How long until search engines are the biggest affiliates on the web? And when they do that, will affiliate marketing still be looked down upon the way SEO and domaining are? Better yet, will we have any way to know who is buying the ad or how it is priced?

Social Search and Personalization

Gord Hotchkiss recently posted about how he thought personalization was Google's trump card in social search. DigitalGhost noticed that Yahoo! hired some of the best sociology professors in the world, including Duncan J. Watts.

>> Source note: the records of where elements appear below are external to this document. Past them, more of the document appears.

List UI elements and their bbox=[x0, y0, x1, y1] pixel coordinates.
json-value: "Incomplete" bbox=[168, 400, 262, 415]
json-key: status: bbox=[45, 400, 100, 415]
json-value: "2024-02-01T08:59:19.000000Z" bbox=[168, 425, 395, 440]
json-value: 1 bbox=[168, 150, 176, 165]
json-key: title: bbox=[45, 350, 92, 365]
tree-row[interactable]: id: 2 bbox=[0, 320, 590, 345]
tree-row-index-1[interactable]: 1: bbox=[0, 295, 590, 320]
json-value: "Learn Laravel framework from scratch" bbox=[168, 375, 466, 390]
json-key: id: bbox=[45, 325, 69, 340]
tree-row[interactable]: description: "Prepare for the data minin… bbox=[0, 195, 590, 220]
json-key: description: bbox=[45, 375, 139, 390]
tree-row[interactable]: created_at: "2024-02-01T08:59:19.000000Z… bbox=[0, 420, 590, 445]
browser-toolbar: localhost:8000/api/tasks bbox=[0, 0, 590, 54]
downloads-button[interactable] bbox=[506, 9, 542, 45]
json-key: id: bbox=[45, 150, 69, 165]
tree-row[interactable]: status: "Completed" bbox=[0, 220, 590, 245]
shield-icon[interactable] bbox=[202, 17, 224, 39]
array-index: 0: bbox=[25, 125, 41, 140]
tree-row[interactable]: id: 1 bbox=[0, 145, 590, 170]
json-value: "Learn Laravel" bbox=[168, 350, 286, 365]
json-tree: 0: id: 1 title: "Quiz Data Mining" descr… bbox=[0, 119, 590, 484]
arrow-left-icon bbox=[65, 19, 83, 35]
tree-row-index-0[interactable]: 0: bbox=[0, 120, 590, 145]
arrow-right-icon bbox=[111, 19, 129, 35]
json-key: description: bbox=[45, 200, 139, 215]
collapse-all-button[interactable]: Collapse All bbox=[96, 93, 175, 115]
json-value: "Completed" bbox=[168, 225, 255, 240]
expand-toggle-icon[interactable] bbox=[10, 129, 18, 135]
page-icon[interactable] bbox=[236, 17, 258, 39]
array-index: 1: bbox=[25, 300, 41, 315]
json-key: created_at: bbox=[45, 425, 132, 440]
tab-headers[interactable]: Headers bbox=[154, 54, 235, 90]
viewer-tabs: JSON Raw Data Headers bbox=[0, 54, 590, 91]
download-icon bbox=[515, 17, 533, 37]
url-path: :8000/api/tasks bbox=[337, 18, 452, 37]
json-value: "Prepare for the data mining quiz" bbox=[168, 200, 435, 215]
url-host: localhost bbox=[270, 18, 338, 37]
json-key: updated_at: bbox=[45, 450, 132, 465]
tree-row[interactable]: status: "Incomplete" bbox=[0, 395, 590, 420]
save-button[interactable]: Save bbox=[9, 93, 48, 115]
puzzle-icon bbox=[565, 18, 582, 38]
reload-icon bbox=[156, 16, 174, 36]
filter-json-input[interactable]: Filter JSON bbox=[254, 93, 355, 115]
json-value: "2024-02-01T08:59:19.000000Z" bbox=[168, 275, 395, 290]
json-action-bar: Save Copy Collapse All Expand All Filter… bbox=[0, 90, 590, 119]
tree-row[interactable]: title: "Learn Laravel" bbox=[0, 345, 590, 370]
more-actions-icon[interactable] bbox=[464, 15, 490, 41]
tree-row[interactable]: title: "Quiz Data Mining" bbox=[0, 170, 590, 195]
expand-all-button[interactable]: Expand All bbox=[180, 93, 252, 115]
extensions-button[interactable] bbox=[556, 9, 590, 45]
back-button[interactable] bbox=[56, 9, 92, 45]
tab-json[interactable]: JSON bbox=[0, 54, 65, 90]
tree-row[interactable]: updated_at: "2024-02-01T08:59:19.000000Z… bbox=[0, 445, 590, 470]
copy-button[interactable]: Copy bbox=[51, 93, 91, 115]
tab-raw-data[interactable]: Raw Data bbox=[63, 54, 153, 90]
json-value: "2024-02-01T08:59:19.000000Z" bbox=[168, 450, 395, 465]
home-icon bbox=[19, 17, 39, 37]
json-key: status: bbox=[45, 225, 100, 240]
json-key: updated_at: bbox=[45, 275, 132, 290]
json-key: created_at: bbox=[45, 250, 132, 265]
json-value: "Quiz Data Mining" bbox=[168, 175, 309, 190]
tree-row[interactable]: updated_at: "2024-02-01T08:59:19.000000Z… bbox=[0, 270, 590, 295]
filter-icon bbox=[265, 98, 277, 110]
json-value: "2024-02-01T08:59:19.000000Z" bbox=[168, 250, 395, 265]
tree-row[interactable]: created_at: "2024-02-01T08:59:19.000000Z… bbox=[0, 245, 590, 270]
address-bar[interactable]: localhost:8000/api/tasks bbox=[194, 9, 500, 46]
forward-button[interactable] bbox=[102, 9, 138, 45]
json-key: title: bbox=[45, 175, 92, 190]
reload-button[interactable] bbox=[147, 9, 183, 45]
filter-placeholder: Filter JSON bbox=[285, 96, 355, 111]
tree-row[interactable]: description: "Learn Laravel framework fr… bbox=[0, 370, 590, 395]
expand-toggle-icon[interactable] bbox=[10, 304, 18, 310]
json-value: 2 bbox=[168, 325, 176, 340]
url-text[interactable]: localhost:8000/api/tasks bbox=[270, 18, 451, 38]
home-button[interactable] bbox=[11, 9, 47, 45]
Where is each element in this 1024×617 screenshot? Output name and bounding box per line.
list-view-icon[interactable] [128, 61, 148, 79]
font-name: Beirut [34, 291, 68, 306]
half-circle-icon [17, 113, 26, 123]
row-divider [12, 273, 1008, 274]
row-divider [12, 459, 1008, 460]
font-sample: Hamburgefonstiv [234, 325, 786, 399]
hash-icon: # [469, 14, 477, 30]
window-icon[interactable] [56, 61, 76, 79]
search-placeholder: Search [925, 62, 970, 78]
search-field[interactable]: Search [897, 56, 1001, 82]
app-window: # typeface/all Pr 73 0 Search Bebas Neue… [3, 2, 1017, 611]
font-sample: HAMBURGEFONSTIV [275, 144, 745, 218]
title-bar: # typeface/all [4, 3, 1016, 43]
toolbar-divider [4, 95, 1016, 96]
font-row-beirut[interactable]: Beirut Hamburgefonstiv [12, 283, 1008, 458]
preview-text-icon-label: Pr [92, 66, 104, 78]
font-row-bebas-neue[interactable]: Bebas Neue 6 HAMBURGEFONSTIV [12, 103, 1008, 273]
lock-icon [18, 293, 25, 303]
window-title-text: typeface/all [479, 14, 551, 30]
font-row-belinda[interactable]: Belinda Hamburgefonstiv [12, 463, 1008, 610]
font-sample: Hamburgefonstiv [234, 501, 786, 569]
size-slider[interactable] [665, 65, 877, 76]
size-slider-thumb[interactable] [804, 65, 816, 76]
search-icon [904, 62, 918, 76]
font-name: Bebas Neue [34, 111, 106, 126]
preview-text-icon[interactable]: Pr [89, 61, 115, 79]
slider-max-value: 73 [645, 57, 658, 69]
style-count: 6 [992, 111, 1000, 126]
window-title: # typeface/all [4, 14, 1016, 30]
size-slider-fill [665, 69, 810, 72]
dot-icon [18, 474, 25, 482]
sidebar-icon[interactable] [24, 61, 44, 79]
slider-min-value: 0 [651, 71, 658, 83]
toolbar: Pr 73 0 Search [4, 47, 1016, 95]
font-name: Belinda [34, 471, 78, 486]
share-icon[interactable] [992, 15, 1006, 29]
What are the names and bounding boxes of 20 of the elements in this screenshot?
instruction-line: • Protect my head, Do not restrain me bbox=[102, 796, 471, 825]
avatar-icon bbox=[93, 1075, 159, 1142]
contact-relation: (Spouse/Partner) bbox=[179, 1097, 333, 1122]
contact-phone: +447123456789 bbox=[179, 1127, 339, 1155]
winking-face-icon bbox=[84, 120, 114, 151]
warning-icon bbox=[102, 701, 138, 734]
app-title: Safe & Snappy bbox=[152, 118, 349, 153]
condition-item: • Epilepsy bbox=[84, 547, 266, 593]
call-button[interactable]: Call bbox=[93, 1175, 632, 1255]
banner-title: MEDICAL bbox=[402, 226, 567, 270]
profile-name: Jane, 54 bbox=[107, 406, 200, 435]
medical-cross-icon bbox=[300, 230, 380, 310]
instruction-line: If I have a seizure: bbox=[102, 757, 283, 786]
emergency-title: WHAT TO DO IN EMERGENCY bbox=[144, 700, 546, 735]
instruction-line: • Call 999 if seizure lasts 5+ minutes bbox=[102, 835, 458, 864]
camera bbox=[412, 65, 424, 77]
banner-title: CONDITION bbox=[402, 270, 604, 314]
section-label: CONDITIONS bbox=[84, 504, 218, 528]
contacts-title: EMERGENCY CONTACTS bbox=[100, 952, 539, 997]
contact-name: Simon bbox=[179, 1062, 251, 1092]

Bill Slawski recently highlighted that the original goal of PageRank was to:

...be useful for estimating the amount of attention any document receives on the web since it models human behavior when surfing the web

Google has a personalized home page, recommends gadgets, added many verticals to their organic search results, and biases the search results to your interests. With Google and other engines adding more content types directly to the search results, and adding more ways to search through it, the need for many of the niche communities diminishes. The social communities built on strong brands or bias will want central editors. Communities built on other weaker commonalities will wither.

Many of the smaller social search plays will get buried under their own weight. At this point, their page count will increase faster than their authority does, and as their outbound traffic drops so will their interest and authority. In other words, I think most of the social search plays are at best a fad.

When Marketing is Too Successful

A friend recently launched a new site and promptly crafted a great linkbait award idea that got so many links that over 95% of the website's inbound links were reciprocal links. The award program worked so well that traditional PR firms used our list of award winners to seed their list of people they wanted to contact to talk about a client.

The site did not rank anywhere near as well as it should have because there were too many reciprocal links gained far too quickly when you consider the rest of the site's link profile.

One of the reasons that it is so important to mix link types is such that if any of your marketing really takes off you want some semblance of balance to your link profile.